Despite being jilted, despite the fact that Felix is now missing most of his teeth, again Marie Melmotte pledges herself and her vast fortune to him, or rather to his mother, since Felix can't be bothered with someone he assumes to be a destitute impostor or perhaps is too vain to show himself to even someone he despises, if he could truly work up gumption for such an emotion.
When Melmotte dies, and Marie does become the heiress of a vast fortune, Nidderdale wants nothing to do with her because of the impropriety of her father's death. He is still uncertain of Marie's wealth and assumes its better to be safe then sorry, that is sorry that you actually don't inherit the fortune you were hunting even if it means you have found a soul mate.
Nidderdale is back to the drawing board with his father:
'They tell me,' said the old man, 'that one of those Goldsheiner girls will have a lot of money.'
'A Jewess,' suggested Nidderdale.
'What difference does that make?'
'Oh no;-not in the least;-if the money's really there. Have you heard any sum named, sir?' The old man only grunted...

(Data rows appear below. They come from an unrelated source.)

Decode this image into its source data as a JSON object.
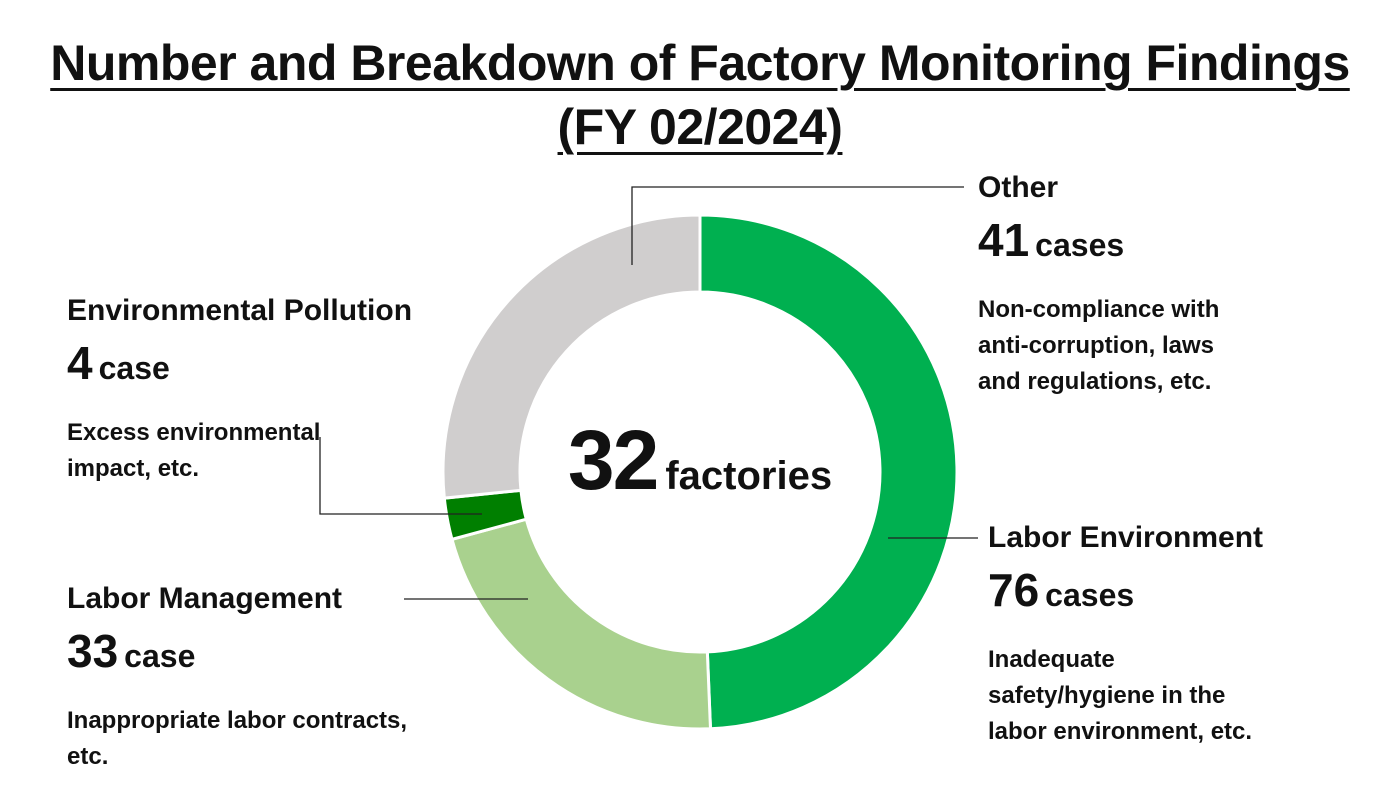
{
  "title": {
    "line1": "Number and Breakdown of Factory Monitoring Findings",
    "line2": "(FY 02/2024)"
  },
  "center": {
    "value": "32",
    "unit": "factories"
  },
  "chart_data": {
    "type": "pie",
    "title": "Number and Breakdown of Factory Monitoring Findings (FY 02/2024)",
    "categories": [
      "Labor Environment",
      "Labor Management",
      "Environmental Pollution",
      "Other"
    ],
    "values": [
      76,
      33,
      4,
      41
    ],
    "colors": [
      "#00b050",
      "#a9d18e",
      "#007f00",
      "#d0cece"
    ],
    "donut": true,
    "start_angle_deg": 0,
    "direction": "clockwise"
  },
  "labels": {
    "other": {
      "name": "Other",
      "count": "41",
      "unit": "cases",
      "desc": [
        "Non-compliance with",
        "anti-corruption, laws",
        "and regulations, etc."
      ]
    },
    "labor_env": {
      "name": "Labor Environment",
      "count": "76",
      "unit": "cases",
      "desc": [
        "Inadequate",
        "safety/hygiene in the",
        "labor environment, etc."
      ]
    },
    "env": {
      "name": "Environmental Pollution",
      "count": "4",
      "unit": "case",
      "desc": [
        "Excess environmental",
        "impact, etc."
      ]
    },
    "labor_mgmt": {
      "name": "Labor Management",
      "count": "33",
      "unit": "case",
      "desc": [
        "Inappropriate labor contracts,",
        "etc."
      ]
    }
  }
}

'They say the widow of that brewer who died the other day has about twenty thousand a year'
It's only for her life, sir.'
'She could insure her life. D*** me sir; we must do something. If you turn up your nose at one woman after another how do you mean to live?'
'I don't think that a woman of forty with only a life interest would be a good speculation. Of course I'll think of it if you press it.' The old man growled again. 'You see, sir, I've been so much in earnest about this girl that I haven't thought of inquiring about any one else. There always is some one up with a lot of money. It's a pity there shouldn't be a regular statement published with the amount of money, and what is expected in return. It'd save a deal of trouble.' (page 683)
While I loved this book and devoured all 830 pages without barely a breath, the endings felt a little too neat and tidy. Perhaps that's part of the zeitgeist of Victorian literature though and not to be held against Trollope. While true love exists only rarely in the way we live now, and then only if it can be gently cared for and provided for by distant relatives, as is the case with Hetta and Paul - love often requiring a pension of some sort unless it is to be hastily outgrown - love can be learned as we see in the case of Ruby and John Crumb. Others have no capital to deal in romance and must take whatever options present themselves, weighing the pros and cons of a poor match and disinheritance- but a house in the city, with the bleak prospect of eternal spinsterhood. I say spinsterhood, because this book is more about the women than the men. The woman are the ones forced into creative forms of entrepreneurship, like Felix's mother who becomes a writer, producing one poorly accepted and low paying novel after another to keep her caddish, reprobate of a son solvent. They are the heroines, taking as much of an active role in their fates as contemporary culture would allow. It is ultimately Marie who is the true heroine of the book. She emerges triumphantly wealthy and alone with no one to control her destiny, until she realizes that that is actually a precarious position for any woman in the 1870's and decides with as much practicality as fortitude to marry Fisker and live happily ever after.